# Encoding 

To transmit data over a physical medium, we need to encode our binary data into a signal over the medium.

## Non-return to zero (NRZ)

This is a simple encoding scheme where 0's are encoded as low level in the signal and 1's are encoded as high.

### Consecutive 1's or 0's

Suppose that our data contains consecutive 0's or 1's.
The following issues arises with NRZ.

1. Unable to detect if the signal is lost, _eg_ sender goes down
    *  the resultant stream of 0's is indifferentiable from data
2. Unable to recover clock
    * Over time, clock may be slightly out of sync.

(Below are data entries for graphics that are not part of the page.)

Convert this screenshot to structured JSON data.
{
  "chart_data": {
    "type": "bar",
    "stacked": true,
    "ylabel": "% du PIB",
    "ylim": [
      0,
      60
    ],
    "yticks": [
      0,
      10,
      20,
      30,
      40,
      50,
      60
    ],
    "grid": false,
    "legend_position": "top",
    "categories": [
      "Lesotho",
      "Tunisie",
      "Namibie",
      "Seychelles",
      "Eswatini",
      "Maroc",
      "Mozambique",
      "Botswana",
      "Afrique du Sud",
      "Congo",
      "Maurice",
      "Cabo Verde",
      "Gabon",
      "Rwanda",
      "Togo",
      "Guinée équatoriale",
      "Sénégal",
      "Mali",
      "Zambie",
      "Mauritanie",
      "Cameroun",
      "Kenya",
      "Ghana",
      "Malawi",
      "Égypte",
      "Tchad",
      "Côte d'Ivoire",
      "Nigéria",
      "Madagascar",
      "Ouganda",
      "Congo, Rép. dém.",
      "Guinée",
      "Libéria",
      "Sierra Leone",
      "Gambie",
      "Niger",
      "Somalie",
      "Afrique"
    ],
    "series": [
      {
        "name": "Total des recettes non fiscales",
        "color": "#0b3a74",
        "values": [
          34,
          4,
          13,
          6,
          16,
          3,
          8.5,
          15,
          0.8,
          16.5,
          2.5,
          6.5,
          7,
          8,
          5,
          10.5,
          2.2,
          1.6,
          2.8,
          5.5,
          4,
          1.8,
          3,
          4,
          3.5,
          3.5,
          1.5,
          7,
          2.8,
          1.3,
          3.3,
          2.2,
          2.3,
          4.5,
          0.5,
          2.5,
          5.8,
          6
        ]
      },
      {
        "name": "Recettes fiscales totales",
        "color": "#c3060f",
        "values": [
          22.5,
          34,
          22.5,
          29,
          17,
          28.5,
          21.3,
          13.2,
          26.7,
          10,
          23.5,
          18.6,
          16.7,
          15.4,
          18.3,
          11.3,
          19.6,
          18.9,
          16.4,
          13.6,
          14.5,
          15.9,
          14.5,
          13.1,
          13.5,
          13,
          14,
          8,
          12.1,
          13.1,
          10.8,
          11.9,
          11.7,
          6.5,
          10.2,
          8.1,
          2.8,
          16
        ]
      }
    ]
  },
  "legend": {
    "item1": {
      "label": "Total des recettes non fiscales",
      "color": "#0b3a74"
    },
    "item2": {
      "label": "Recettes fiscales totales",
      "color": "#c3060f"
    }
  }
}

Without signal changes, receiver is unable to detect the changes in interval

## Non-return to zero inverted (NRZI)


0's are encoded as the signal remaining the same.

1's are encoded as a change in signal.

The only way for the signal to remain constant is if there is consecutive 0's, hence we fixed the case of consecutive 1's.

## Manchester 

0's are encoded by transitions of low to high.

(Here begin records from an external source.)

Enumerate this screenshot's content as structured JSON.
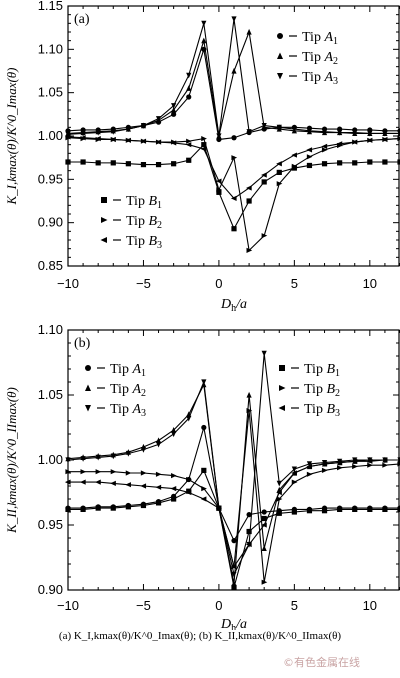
{
  "chart_data": [
    {
      "type": "line",
      "panel_label": "(a)",
      "ylabel": "K_I,kmax(θ)/K^0_Imax(θ)",
      "xlabel": "D_h/a",
      "xlim": [
        -10,
        12
      ],
      "ylim": [
        0.85,
        1.15
      ],
      "xticks": [
        -10,
        -5,
        0,
        5,
        10
      ],
      "yticks": [
        0.85,
        0.9,
        0.95,
        1.0,
        1.05,
        1.1,
        1.15
      ],
      "ytick_labels": [
        "0.85",
        "0.90",
        "0.95",
        "1.00",
        "1.05",
        "1.10",
        "1.15"
      ],
      "legend_left": "bottom-left",
      "legend_right": "top-right",
      "x": [
        -10,
        -9,
        -8,
        -7,
        -6,
        -5,
        -4,
        -3,
        -2,
        -1,
        0,
        1,
        2,
        3,
        4,
        5,
        6,
        7,
        8,
        9,
        10,
        11,
        12
      ],
      "series": [
        {
          "name": "Tip A1",
          "marker": "circle",
          "legend": "right",
          "values": [
            1.006,
            1.007,
            1.007,
            1.008,
            1.01,
            1.012,
            1.016,
            1.025,
            1.045,
            1.1,
            0.996,
            0.998,
            1.004,
            1.008,
            1.01,
            1.01,
            1.009,
            1.008,
            1.008,
            1.007,
            1.007,
            1.006,
            1.006
          ]
        },
        {
          "name": "Tip A2",
          "marker": "triangle-up",
          "legend": "right",
          "values": [
            1.003,
            1.004,
            1.005,
            1.006,
            1.008,
            1.012,
            1.018,
            1.03,
            1.055,
            1.11,
            1.0,
            1.075,
            1.12,
            1.01,
            1.008,
            1.006,
            1.005,
            1.004,
            1.004,
            1.003,
            1.003,
            1.003,
            1.003
          ]
        },
        {
          "name": "Tip A3",
          "marker": "triangle-down",
          "legend": "right",
          "values": [
            1.002,
            1.003,
            1.004,
            1.005,
            1.008,
            1.012,
            1.02,
            1.035,
            1.07,
            1.13,
            1.0,
            1.135,
            1.005,
            1.012,
            1.01,
            1.008,
            1.006,
            1.005,
            1.004,
            1.004,
            1.003,
            1.003,
            1.003
          ]
        },
        {
          "name": "Tip B1",
          "marker": "square",
          "legend": "left",
          "values": [
            0.97,
            0.97,
            0.969,
            0.969,
            0.968,
            0.967,
            0.967,
            0.968,
            0.972,
            0.99,
            0.935,
            0.893,
            0.925,
            0.947,
            0.958,
            0.963,
            0.966,
            0.968,
            0.969,
            0.969,
            0.97,
            0.97,
            0.97
          ]
        },
        {
          "name": "Tip B2",
          "marker": "triangle-right",
          "legend": "left",
          "values": [
            0.998,
            0.997,
            0.996,
            0.996,
            0.995,
            0.994,
            0.993,
            0.993,
            0.994,
            0.997,
            0.938,
            0.975,
            0.868,
            0.885,
            0.945,
            0.965,
            0.976,
            0.984,
            0.989,
            0.993,
            0.995,
            0.996,
            0.997
          ]
        },
        {
          "name": "Tip B3",
          "marker": "triangle-left",
          "legend": "left",
          "values": [
            0.999,
            0.998,
            0.997,
            0.996,
            0.995,
            0.994,
            0.993,
            0.992,
            0.99,
            0.985,
            0.948,
            0.928,
            0.94,
            0.955,
            0.968,
            0.978,
            0.984,
            0.988,
            0.991,
            0.993,
            0.995,
            0.996,
            0.997
          ]
        }
      ]
    },
    {
      "type": "line",
      "panel_label": "(b)",
      "ylabel": "K_II,kmax(θ)/K^0_IImax(θ)",
      "xlabel": "D_h/a",
      "xlim": [
        -10,
        12
      ],
      "ylim": [
        0.9,
        1.1
      ],
      "xticks": [
        -10,
        -5,
        0,
        5,
        10
      ],
      "yticks": [
        0.9,
        0.95,
        1.0,
        1.05,
        1.1
      ],
      "ytick_labels": [
        "0.90",
        "0.95",
        "1.00",
        "1.05",
        "1.10"
      ],
      "legend_left": "top-left",
      "legend_right": "top-right",
      "x": [
        -10,
        -9,
        -8,
        -7,
        -6,
        -5,
        -4,
        -3,
        -2,
        -1,
        0,
        1,
        2,
        3,
        4,
        5,
        6,
        7,
        8,
        9,
        10,
        11,
        12
      ],
      "series": [
        {
          "name": "Tip A1",
          "marker": "circle",
          "legend": "left",
          "values": [
            0.963,
            0.963,
            0.964,
            0.964,
            0.965,
            0.966,
            0.968,
            0.972,
            0.985,
            1.025,
            0.963,
            0.938,
            0.958,
            0.96,
            0.961,
            0.962,
            0.962,
            0.963,
            0.963,
            0.963,
            0.963,
            0.963,
            0.963
          ]
        },
        {
          "name": "Tip A2",
          "marker": "triangle-up",
          "legend": "left",
          "values": [
            1.001,
            1.002,
            1.003,
            1.004,
            1.006,
            1.01,
            1.015,
            1.023,
            1.035,
            1.058,
            0.963,
            0.905,
            1.05,
            0.932,
            0.977,
            0.99,
            0.995,
            0.997,
            0.998,
            0.999,
            1.0,
            1.0,
            1.0
          ]
        },
        {
          "name": "Tip A3",
          "marker": "triangle-down",
          "legend": "left",
          "values": [
            1.0,
            1.001,
            1.002,
            1.003,
            1.005,
            1.008,
            1.012,
            1.02,
            1.032,
            1.06,
            0.963,
            0.912,
            0.935,
            1.082,
            0.982,
            0.993,
            0.997,
            0.998,
            0.999,
            1.0,
            1.0,
            1.0,
            1.0
          ]
        },
        {
          "name": "Tip B1",
          "marker": "square",
          "legend": "right",
          "values": [
            0.962,
            0.962,
            0.963,
            0.963,
            0.964,
            0.965,
            0.967,
            0.97,
            0.976,
            0.992,
            0.963,
            0.902,
            0.945,
            0.955,
            0.959,
            0.96,
            0.961,
            0.961,
            0.962,
            0.962,
            0.962,
            0.962,
            0.962
          ]
        },
        {
          "name": "Tip B2",
          "marker": "triangle-right",
          "legend": "right",
          "values": [
            0.991,
            0.991,
            0.991,
            0.991,
            0.99,
            0.99,
            0.989,
            0.988,
            0.985,
            0.978,
            0.963,
            0.918,
            1.038,
            0.906,
            0.97,
            0.983,
            0.989,
            0.992,
            0.994,
            0.995,
            0.996,
            0.996,
            0.997
          ]
        },
        {
          "name": "Tip B3",
          "marker": "triangle-left",
          "legend": "right",
          "values": [
            0.983,
            0.983,
            0.983,
            0.982,
            0.981,
            0.98,
            0.979,
            0.978,
            0.975,
            0.97,
            0.963,
            0.918,
            0.935,
            0.95,
            0.975,
            0.99,
            0.995,
            0.997,
            0.998,
            0.999,
            0.999,
            1.0,
            1.0
          ]
        }
      ]
    }
  ],
  "caption": "(a) K_I,kmax(θ)/K^0_Imax(θ); (b) K_II,kmax(θ)/K^0_IImax(θ)",
  "watermark": "©有色金属在线"
}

1's are encoded by transitions of high to low.

This solves the issue of consecutive 1's and 0's.

However, it has really poor efficiency, as we can only encode 1 bit using 2 clock cycles.
For example, to encode consecutive 1's, we need to transition from high to low, then pull the signal up again before sending the next 1.

This is used in LAN's.

## 4B/5B

For this encoding, we group the data into groups of 4 bits, and represent them using 5 bits, encoded by NRZI.

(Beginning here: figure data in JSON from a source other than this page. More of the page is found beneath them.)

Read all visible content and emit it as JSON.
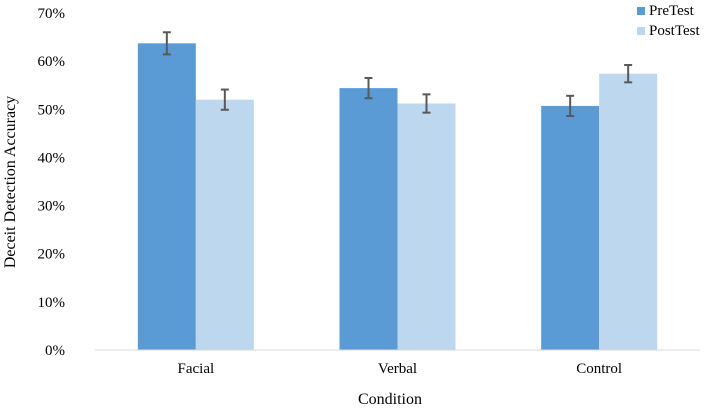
{
  "chart_data": {
    "type": "bar",
    "title": "",
    "xlabel": "Condition",
    "ylabel": "Deceit Detection Accuracy",
    "categories": [
      "Facial",
      "Verbal",
      "Control"
    ],
    "ylim": [
      0,
      0.7
    ],
    "yticks": [
      0,
      0.1,
      0.2,
      0.3,
      0.4,
      0.5,
      0.6,
      0.7
    ],
    "ytick_labels": [
      "0%",
      "10%",
      "20%",
      "30%",
      "40%",
      "50%",
      "60%",
      "70%"
    ],
    "series": [
      {
        "name": "PreTest",
        "color": "#5b9bd5",
        "values": [
          0.637,
          0.544,
          0.507
        ],
        "errors": [
          0.023,
          0.021,
          0.021
        ]
      },
      {
        "name": "PostTest",
        "color": "#bdd7ee",
        "values": [
          0.52,
          0.512,
          0.574
        ],
        "errors": [
          0.021,
          0.019,
          0.018
        ]
      }
    ],
    "legend_position": "top-right",
    "grid": false
  }
}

We choose our set of 5 bits representation such that there is at most 1 leading 0's and at most 2 trailing 0's.

This is used 

In [17]:
from itertools import product

print(len([s for s in product('01', repeat=5) \
           if not ''.join(s).startswith('00') and not ''.join(s).endswith('000')]))

21


Since there are 21 such 5 bits sequences, it is sufficient to represent all our 16 4-bits sequences.

As an improvement, we use 11111 to signal the line is idle.

With this, we achieve 80% efficiency.